Velayet, yalnızca çocuğun kimde kalacağını belirlemekten ibaret değildir; aynı zamanda çocuğun kişisel varlığının korunması, malvarlığının idaresi ve temsil edilmesi gibi geniş bir kapsamı vardır. Bu nedenle velayet kararında yapılacak en küçük bir hata bile çocuğun gelişimini olumsuz etkileyebilir.
Hakim, velayeti düzenlerken yalnızca anne ve babanın taleplerini değil, çocuğun zihinsel, ruhsal, ahlaki ve sosyal gelişimini merkeze alır. Anne veya babanın sosyal statüsü, ekonomik gücü ya da kişisel özellikleri çocuğun yararını doğrudan etkilemediği sürece tek başına belirleyici değildir. Esas olan, çocuğun sağlıklı bir şekilde büyüyüp gelişebilmesidir.
Bu kapsamda, çocuğun eğitim durumu, yaşam koşulları, ebeveyn ile duygusal bağı ve gelecek planları velayetin kime bırakılacağı noktasında kritik ölçütler olarak dikkate alınır. Hakim, gerektiğinde çocuğun günlük ihtiyaçlarını en iyi karşılayabilecek ebeveyni belirlemek amacıyla ayrıntılı inceleme yapmakla yükümlüdür.
Boşanma Davasında Çocuğun Velayeti Kime Verilir?
Boşanma davasında çocuğun velayeti, şartlara göre anneye ya da babaya bırakılabilir. Burada temel kriter, her zaman çocuğun üstün yararıdır. Türk hukukunda evlilik devam ederken velayet hakkı anne ve baba tarafından birlikte kullanılır; ancak boşanma ile birlikte velayet genellikle ebeveynlerden birine verilir.
Hakim, velayeti kime vereceğine karar verirken oldukça geniş bir takdir yetkisine sahiptir.

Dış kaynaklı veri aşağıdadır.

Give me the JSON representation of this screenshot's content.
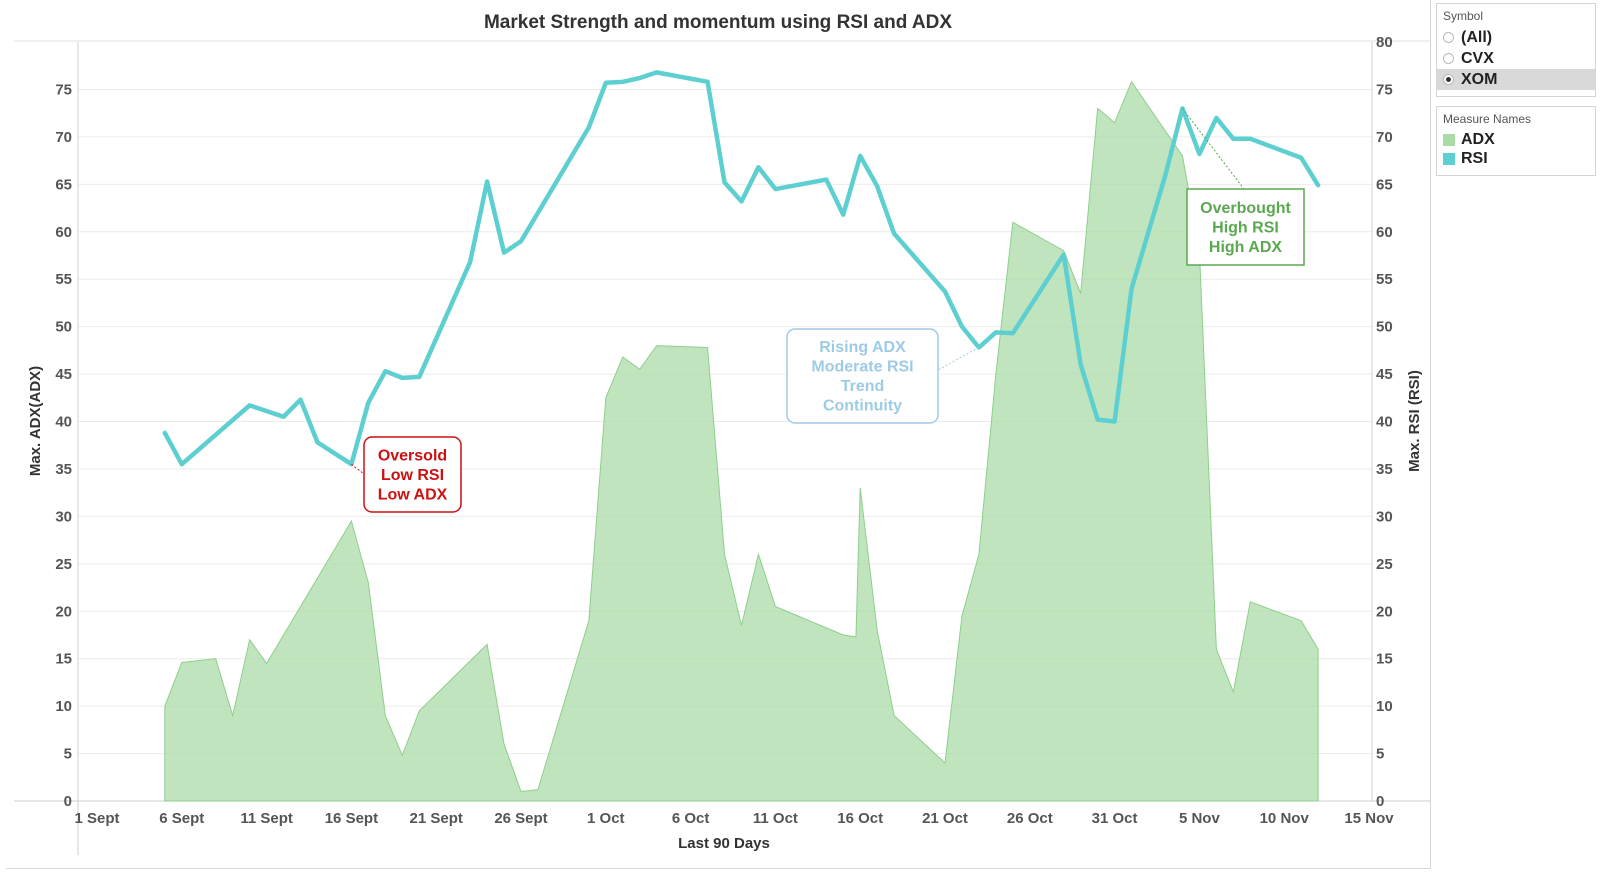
{
  "colors": {
    "adx_fill": "#a8dba5",
    "adx_line": "#8fce8c",
    "rsi_line": "#5ecfd0",
    "grid": "#ebebeb",
    "axis": "#cfcfcf",
    "oversold": "#cc1111",
    "rising": "#9ecbe4",
    "overbought": "#5aa84f"
  },
  "filters": {
    "title": "Symbol",
    "options": [
      {
        "label": "(All)",
        "selected": false
      },
      {
        "label": "CVX",
        "selected": false
      },
      {
        "label": "XOM",
        "selected": true
      }
    ]
  },
  "legend": {
    "title": "Measure Names",
    "items": [
      {
        "label": "ADX",
        "color": "#a8dba5"
      },
      {
        "label": "RSI",
        "color": "#5ecfd0"
      }
    ]
  },
  "chart_data": {
    "type": "area+line",
    "title": "Market Strength and momentum using RSI and ADX",
    "xlabel": "Last 90 Days",
    "ylabel_left": "Max. ADX(ADX)",
    "ylabel_right": "Max. RSI (RSI)",
    "x_domain": [
      "2023-09-01",
      "2023-11-15"
    ],
    "x_ticks": [
      {
        "date": "2023-09-01",
        "label": "1 Sept"
      },
      {
        "date": "2023-09-06",
        "label": "6 Sept"
      },
      {
        "date": "2023-09-11",
        "label": "11 Sept"
      },
      {
        "date": "2023-09-16",
        "label": "16 Sept"
      },
      {
        "date": "2023-09-21",
        "label": "21 Sept"
      },
      {
        "date": "2023-09-26",
        "label": "26 Sept"
      },
      {
        "date": "2023-10-01",
        "label": "1 Oct"
      },
      {
        "date": "2023-10-06",
        "label": "6 Oct"
      },
      {
        "date": "2023-10-11",
        "label": "11 Oct"
      },
      {
        "date": "2023-10-16",
        "label": "16 Oct"
      },
      {
        "date": "2023-10-21",
        "label": "21 Oct"
      },
      {
        "date": "2023-10-26",
        "label": "26 Oct"
      },
      {
        "date": "2023-10-31",
        "label": "31 Oct"
      },
      {
        "date": "2023-11-05",
        "label": "5 Nov"
      },
      {
        "date": "2023-11-10",
        "label": "10 Nov"
      },
      {
        "date": "2023-11-15",
        "label": "15 Nov"
      }
    ],
    "ylim_left": [
      0,
      80
    ],
    "yticks_left": [
      0,
      5,
      10,
      15,
      20,
      25,
      30,
      35,
      40,
      45,
      50,
      55,
      60,
      65,
      70,
      75
    ],
    "ylim_right": [
      0,
      80
    ],
    "yticks_right": [
      0,
      5,
      10,
      15,
      20,
      25,
      30,
      35,
      40,
      45,
      50,
      55,
      60,
      65,
      70,
      75,
      80
    ],
    "grid": true,
    "series": [
      {
        "name": "ADX",
        "axis": "left",
        "style": "area",
        "points": [
          [
            "2023-09-05",
            10.0
          ],
          [
            "2023-09-06",
            14.6
          ],
          [
            "2023-09-08",
            15.0
          ],
          [
            "2023-09-09",
            9.0
          ],
          [
            "2023-09-10",
            17.0
          ],
          [
            "2023-09-11",
            14.5
          ],
          [
            "2023-09-16",
            29.5
          ],
          [
            "2023-09-17",
            23.0
          ],
          [
            "2023-09-18",
            9.0
          ],
          [
            "2023-09-19",
            4.8
          ],
          [
            "2023-09-20",
            9.5
          ],
          [
            "2023-09-24",
            16.5
          ],
          [
            "2023-09-25",
            6.0
          ],
          [
            "2023-09-26",
            1.0
          ],
          [
            "2023-09-27",
            1.2
          ],
          [
            "2023-09-30",
            19.0
          ],
          [
            "2023-10-01",
            42.5
          ],
          [
            "2023-10-02",
            46.8
          ],
          [
            "2023-10-03",
            45.5
          ],
          [
            "2023-10-04",
            48.0
          ],
          [
            "2023-10-07",
            47.8
          ],
          [
            "2023-10-08",
            26.0
          ],
          [
            "2023-10-09",
            18.5
          ],
          [
            "2023-10-10",
            26.0
          ],
          [
            "2023-10-11",
            20.5
          ],
          [
            "2023-10-15",
            17.5
          ],
          [
            "2023-10-15T18:00",
            17.3
          ],
          [
            "2023-10-16",
            33.0
          ],
          [
            "2023-10-17",
            18.0
          ],
          [
            "2023-10-18",
            9.0
          ],
          [
            "2023-10-21",
            4.0
          ],
          [
            "2023-10-22",
            19.5
          ],
          [
            "2023-10-23",
            26.0
          ],
          [
            "2023-10-24",
            45.0
          ],
          [
            "2023-10-25",
            61.0
          ],
          [
            "2023-10-28",
            58.0
          ],
          [
            "2023-10-29",
            53.5
          ],
          [
            "2023-10-30",
            73.0
          ],
          [
            "2023-10-31",
            71.5
          ],
          [
            "2023-11-01",
            75.8
          ],
          [
            "2023-11-04",
            68.0
          ],
          [
            "2023-11-05",
            58.0
          ],
          [
            "2023-11-06",
            16.0
          ],
          [
            "2023-11-07",
            11.5
          ],
          [
            "2023-11-08",
            21.0
          ],
          [
            "2023-11-11",
            19.0
          ],
          [
            "2023-11-12",
            16.0
          ]
        ]
      },
      {
        "name": "RSI",
        "axis": "right",
        "style": "line",
        "points": [
          [
            "2023-09-05",
            38.8
          ],
          [
            "2023-09-06",
            35.5
          ],
          [
            "2023-09-10",
            41.7
          ],
          [
            "2023-09-12",
            40.5
          ],
          [
            "2023-09-13",
            42.3
          ],
          [
            "2023-09-14",
            37.8
          ],
          [
            "2023-09-16",
            35.5
          ],
          [
            "2023-09-17",
            42.0
          ],
          [
            "2023-09-18",
            45.3
          ],
          [
            "2023-09-19",
            44.6
          ],
          [
            "2023-09-20",
            44.7
          ],
          [
            "2023-09-23",
            56.8
          ],
          [
            "2023-09-24",
            65.3
          ],
          [
            "2023-09-25",
            57.8
          ],
          [
            "2023-09-26",
            59.0
          ],
          [
            "2023-09-30",
            71.0
          ],
          [
            "2023-10-01",
            75.7
          ],
          [
            "2023-10-02",
            75.8
          ],
          [
            "2023-10-03",
            76.2
          ],
          [
            "2023-10-04",
            76.8
          ],
          [
            "2023-10-07",
            75.8
          ],
          [
            "2023-10-08",
            65.2
          ],
          [
            "2023-10-09",
            63.2
          ],
          [
            "2023-10-10",
            66.8
          ],
          [
            "2023-10-11",
            64.5
          ],
          [
            "2023-10-14",
            65.5
          ],
          [
            "2023-10-15",
            61.8
          ],
          [
            "2023-10-16",
            68.0
          ],
          [
            "2023-10-17",
            64.8
          ],
          [
            "2023-10-18",
            59.8
          ],
          [
            "2023-10-21",
            53.7
          ],
          [
            "2023-10-22",
            50.0
          ],
          [
            "2023-10-23",
            47.8
          ],
          [
            "2023-10-24",
            49.4
          ],
          [
            "2023-10-25",
            49.3
          ],
          [
            "2023-10-28",
            57.6
          ],
          [
            "2023-10-29",
            46.0
          ],
          [
            "2023-10-30",
            40.2
          ],
          [
            "2023-10-31",
            40.0
          ],
          [
            "2023-11-01",
            54.0
          ],
          [
            "2023-11-03",
            66.0
          ],
          [
            "2023-11-04",
            73.0
          ],
          [
            "2023-11-05",
            68.2
          ],
          [
            "2023-11-06",
            72.0
          ],
          [
            "2023-11-07",
            69.8
          ],
          [
            "2023-11-08",
            69.8
          ],
          [
            "2023-11-11",
            67.8
          ],
          [
            "2023-11-12",
            64.9
          ]
        ]
      }
    ],
    "annotations": [
      {
        "id": "oversold",
        "lines": [
          "Oversold",
          "Low RSI",
          "Low ADX"
        ],
        "color": "#cc1111",
        "target_series": "RSI",
        "target": [
          "2023-09-16",
          35.5
        ]
      },
      {
        "id": "rising",
        "lines": [
          "Rising ADX",
          "Moderate RSI",
          "Trend",
          "Continuity"
        ],
        "color": "#9ecbe4",
        "target_series": "RSI",
        "target": [
          "2023-10-23",
          47.8
        ]
      },
      {
        "id": "overbought",
        "lines": [
          "Overbought",
          "High RSI",
          "High ADX"
        ],
        "color": "#5aa84f",
        "target_series": "RSI",
        "target": [
          "2023-11-04",
          73.0
        ]
      }
    ]
  }
}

Bu yetki, yalnızca anne veya babanın talebiyle sınırlı değildir; çocuğun sağlıklı gelişimi ve menfaatleri her şeyin önünde tutulur. Boşanma sebebinin türü ya da kusurun hangi eşte olduğu, velayet kararı açısından tek başına belirleyici değildir.
Hakimin karar verirken dikkate aldığı bazı önemli kriterler şunlardır:
- Çocuğun yaşı ve gelişim durumu,
- Çocuğun boşanma öncesinde hangi ebeveynle daha yakın duygusal bağ kurduğu,
- Ebeveynlerin maddi ve manevi koşulları,
- Çocuğun eğitim, sağlık ve sosyal ihtiyaçlarını hangi ebeveynin daha iyi karşılayabileceği,
- Ebeveynlerin çocuğun ruhsal ve ahlaki gelişimine zarar verip vermeyeceği.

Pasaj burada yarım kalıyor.